Wall gun (jingal), c. 1724-60
Wall gun

The Rijksmuseum is attentive to questions surrounding the lawfulness and fairness of holdings that have come into its collections as colonial acquisitions. To address these questions, knowing the provenance of such objects is essential. The Rijksmuseum has therefore participated in PPROCE, and is now part of Pressing Matter. The museum has also contributed to the advisory commission for National Policy on Colonial Collections of the Council of Culture.


PRESSING MATTER (2021-2025)

Pressing Matter investigates the potentialities of ‘colonial objects’ to support societal reconciliation with the colonial past and its afterlives, and to deal with conflicting claims by different stakeholders for these objects within museums. The project will connect fundamental theories of valuation and property to postcolonial debates on heritage to these societal debates and aims to develop and test, first, new theoretical models of value and ownership and, second, new forms of return that address but move beyond current approaches to heritage restitution, while developing a theory of object potentialities grounded in the entangled, multipolar histories in which colonial objects were collected, kept and made meaningful.


Pressing Matter is a four-year international research programme about colonial heritage and its legacies, financed by the Dutch National Science Agenda (NWA) and coordinated from the Vrije Universiteit Amsterdam. Partners are the National Museum of World Cultures, Museum Bronbeek, Museum Vrolik, Rijksmuseum, the museums of Utrecht University and Groningen University, Foundation Academic Heritage and the NIOD Institute for War, Holocaust and Genocide Studies. Societal partners are Imagine IC, The Black Archives, HAPIN Papua Support Foundation, the Rijksacademie, Framer Framed and the Peace Palace Library, the Cultural Heritage Agency of the Netherlands and DutchCulture.


PPROCE (2019 - 2022)

The PPROCE study in which the Rijksmuseum took part aimed to develop a set of methods for investigating the provenance of collections with a colonial context. Made possible by the Dutch Ministry of Education, Culture and Science, this project was a cooperation between the Rijksmuseum, the National Museum of World Cultures)and the NIOD Institute for War, Holocaust and Genocide Studies and ran from November 2019 until the beginning of 2022. PPROCE worked on a selection of cases from Indonesia and Sri Lanka. Some of these objects are held by the Rijksmuseum. Included were objects that came into Dutch hands as a result of colonial conflicts, were collected by colonial institutes or passed into the possession of the Dutch State through private collectors.
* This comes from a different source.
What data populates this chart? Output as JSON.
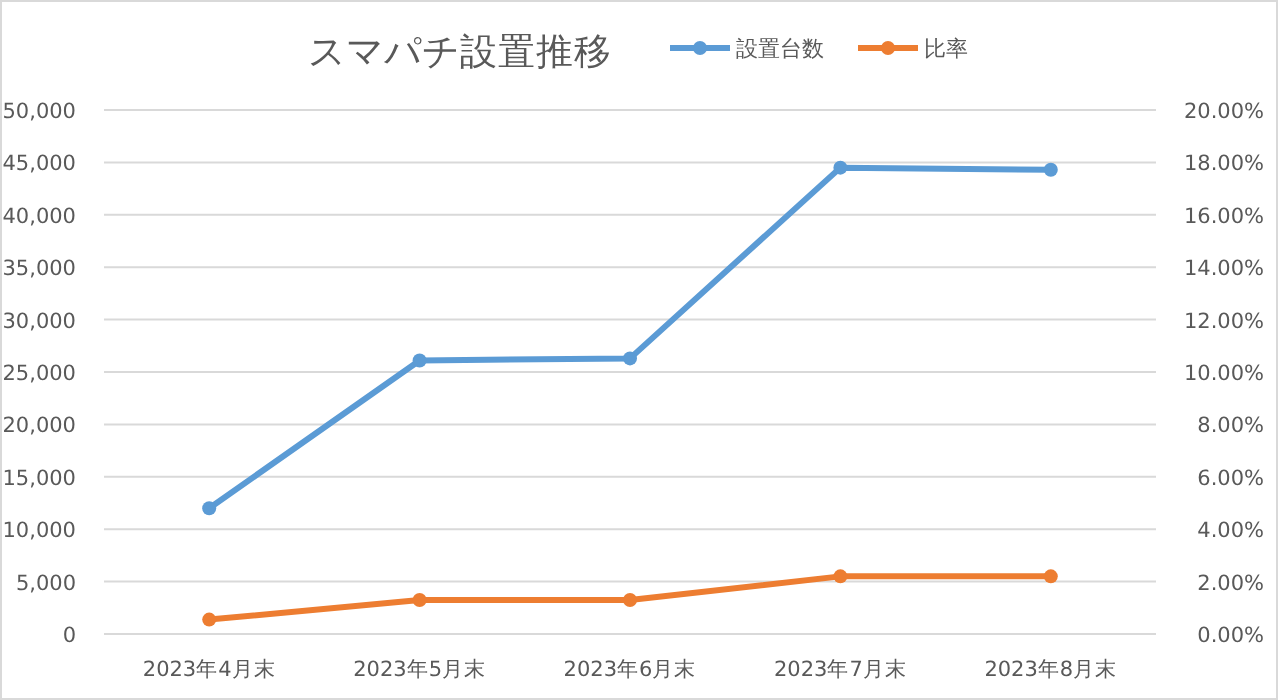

The Rijksmuseum is committed to an open and equal dialogue with the countries of origin. The project has worked closely with researchers from Indonesia and Sri Lanka, and the research is giving explicit consideration to the various cultural and political meanings objects have and had in former colonized and colonizing countries. The project has culminated in a report to the Minister of Education, Culture and Science, providing conclusions and recommendations for researching the provenance of colonial era objects. In addition, 50 provenance reports on specific objects or groups of objects. The findings are also useful for other museums with comparable objects.